Cenário propício às violências
Advogada e membro da Comissão de Direitos Humanos da OAB/Sorocaba, Gabriela Marques diz ser compreensível este sentimento de insegurança por parte das vítimas, considerando que a medida não garante a prisão do agressor, que ocorre, apenas, se ele for pego em flagrante descumprindo a decisão judicial.
“A medida protetiva, como o próprio nome diz, é apenas uma medida. Ela não vai impedir que o agressor chegue na vítima, então ela ainda corre risco sim. A não ser que ele descumpra a lei, a vítima denuncie e ele seja preso em flagrante”, explica a advogada.

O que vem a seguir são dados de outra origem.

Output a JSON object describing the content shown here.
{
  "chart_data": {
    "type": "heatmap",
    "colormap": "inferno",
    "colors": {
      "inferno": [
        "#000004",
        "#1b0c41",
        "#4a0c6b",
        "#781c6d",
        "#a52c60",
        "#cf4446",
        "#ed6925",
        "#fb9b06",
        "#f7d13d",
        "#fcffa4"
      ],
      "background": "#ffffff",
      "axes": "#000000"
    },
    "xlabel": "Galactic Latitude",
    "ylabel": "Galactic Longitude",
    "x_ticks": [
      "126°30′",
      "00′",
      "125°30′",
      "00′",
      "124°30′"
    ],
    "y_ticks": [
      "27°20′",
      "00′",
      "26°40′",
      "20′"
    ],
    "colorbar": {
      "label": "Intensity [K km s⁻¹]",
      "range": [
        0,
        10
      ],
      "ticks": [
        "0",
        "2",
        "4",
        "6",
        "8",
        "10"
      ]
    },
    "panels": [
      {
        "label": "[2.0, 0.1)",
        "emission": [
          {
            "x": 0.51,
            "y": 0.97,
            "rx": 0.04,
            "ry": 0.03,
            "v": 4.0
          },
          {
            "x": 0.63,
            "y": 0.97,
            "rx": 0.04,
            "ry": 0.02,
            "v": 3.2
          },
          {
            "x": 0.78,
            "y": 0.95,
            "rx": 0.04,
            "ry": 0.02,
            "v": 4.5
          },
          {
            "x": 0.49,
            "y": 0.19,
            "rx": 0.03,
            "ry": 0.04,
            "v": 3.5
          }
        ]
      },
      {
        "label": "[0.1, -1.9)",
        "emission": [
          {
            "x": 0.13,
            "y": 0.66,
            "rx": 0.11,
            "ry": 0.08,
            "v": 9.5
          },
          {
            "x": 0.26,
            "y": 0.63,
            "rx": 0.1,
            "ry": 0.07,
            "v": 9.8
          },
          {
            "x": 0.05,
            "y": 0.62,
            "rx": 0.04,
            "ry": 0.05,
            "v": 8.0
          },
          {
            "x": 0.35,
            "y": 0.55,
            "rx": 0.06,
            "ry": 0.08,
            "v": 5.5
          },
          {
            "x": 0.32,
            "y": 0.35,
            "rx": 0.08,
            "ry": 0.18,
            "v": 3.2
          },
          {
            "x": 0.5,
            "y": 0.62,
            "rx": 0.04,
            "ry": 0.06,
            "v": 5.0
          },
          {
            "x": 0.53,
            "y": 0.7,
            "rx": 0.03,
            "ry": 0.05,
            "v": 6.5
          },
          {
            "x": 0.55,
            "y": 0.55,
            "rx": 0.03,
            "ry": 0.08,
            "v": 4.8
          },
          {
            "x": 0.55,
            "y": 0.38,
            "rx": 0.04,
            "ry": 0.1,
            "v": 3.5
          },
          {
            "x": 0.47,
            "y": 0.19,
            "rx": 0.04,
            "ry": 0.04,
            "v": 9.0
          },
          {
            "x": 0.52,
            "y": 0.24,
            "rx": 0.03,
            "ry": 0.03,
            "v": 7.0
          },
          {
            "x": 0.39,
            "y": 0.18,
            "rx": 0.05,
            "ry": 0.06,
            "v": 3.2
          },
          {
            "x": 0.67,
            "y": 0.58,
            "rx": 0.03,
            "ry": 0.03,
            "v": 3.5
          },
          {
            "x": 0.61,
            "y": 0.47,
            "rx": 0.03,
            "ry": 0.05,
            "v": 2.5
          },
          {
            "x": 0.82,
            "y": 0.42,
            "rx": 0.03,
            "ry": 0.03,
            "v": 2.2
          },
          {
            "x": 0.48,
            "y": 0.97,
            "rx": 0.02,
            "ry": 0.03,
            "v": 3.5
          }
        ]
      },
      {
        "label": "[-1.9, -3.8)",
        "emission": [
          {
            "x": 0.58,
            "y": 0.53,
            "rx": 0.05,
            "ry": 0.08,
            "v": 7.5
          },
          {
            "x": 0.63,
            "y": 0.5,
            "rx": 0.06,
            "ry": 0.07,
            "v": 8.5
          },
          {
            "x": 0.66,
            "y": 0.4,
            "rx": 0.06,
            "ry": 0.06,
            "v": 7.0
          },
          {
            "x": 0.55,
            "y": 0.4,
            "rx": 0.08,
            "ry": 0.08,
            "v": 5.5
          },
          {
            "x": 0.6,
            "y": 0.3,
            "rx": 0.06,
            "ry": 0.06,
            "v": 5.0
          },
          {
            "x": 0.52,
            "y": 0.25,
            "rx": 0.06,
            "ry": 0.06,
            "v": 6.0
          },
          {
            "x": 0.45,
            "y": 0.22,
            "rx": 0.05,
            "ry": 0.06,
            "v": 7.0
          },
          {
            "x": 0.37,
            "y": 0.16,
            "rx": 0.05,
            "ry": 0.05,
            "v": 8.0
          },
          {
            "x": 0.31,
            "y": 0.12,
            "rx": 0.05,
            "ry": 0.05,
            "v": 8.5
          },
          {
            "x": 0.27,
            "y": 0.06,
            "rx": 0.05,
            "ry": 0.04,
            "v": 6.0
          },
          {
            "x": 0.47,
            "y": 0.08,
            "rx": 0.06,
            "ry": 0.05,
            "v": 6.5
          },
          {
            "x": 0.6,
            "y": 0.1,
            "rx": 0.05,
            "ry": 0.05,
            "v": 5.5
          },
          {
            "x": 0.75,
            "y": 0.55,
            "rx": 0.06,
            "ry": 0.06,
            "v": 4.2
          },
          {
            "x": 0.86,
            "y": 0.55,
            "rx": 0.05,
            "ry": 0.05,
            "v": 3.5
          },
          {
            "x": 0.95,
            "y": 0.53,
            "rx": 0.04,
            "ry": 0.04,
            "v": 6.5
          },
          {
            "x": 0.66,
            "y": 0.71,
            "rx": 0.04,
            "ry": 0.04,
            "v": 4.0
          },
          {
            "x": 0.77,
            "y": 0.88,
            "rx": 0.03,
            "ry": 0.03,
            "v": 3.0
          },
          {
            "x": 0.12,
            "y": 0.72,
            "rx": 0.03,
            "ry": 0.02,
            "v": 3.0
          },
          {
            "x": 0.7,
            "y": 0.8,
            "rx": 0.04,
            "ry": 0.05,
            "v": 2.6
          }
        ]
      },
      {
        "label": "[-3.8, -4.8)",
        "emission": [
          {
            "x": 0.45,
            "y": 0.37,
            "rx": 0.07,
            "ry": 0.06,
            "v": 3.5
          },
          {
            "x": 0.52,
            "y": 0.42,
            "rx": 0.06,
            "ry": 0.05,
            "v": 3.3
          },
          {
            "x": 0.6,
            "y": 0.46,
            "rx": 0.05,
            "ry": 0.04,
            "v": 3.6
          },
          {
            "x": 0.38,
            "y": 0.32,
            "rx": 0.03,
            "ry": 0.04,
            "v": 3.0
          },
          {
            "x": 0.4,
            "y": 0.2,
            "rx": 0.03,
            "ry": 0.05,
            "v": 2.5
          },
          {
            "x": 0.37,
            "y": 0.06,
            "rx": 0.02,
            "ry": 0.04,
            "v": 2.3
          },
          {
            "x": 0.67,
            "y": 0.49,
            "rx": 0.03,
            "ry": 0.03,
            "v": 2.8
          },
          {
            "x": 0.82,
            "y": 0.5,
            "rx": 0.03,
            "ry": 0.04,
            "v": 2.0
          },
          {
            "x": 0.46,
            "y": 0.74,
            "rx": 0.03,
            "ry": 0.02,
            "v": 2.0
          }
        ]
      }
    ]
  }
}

Para Gabriela Marques, o aumento registrado na expedição de medidas protetivas tem alguns pontos para serem analisados: o confinamento forçado no período da pandemia, que fez com que muitas mulheres ficassem presas em casa com seus agressores; a gestão Bolsonaro que deu voz para o agressor e facilitou o aumento de armas de fogo, bem como a questão da informação e esclarecimento sobre o que são violências de gênero e como denunciá-las.
“As informações têm chegado mais rápido para as mulheres, como na novela Pantanal, que debateu bastante o tema, e outras novelas e programas que sempre trazem o assunto e formas de denunciar”, finaliza a advogada.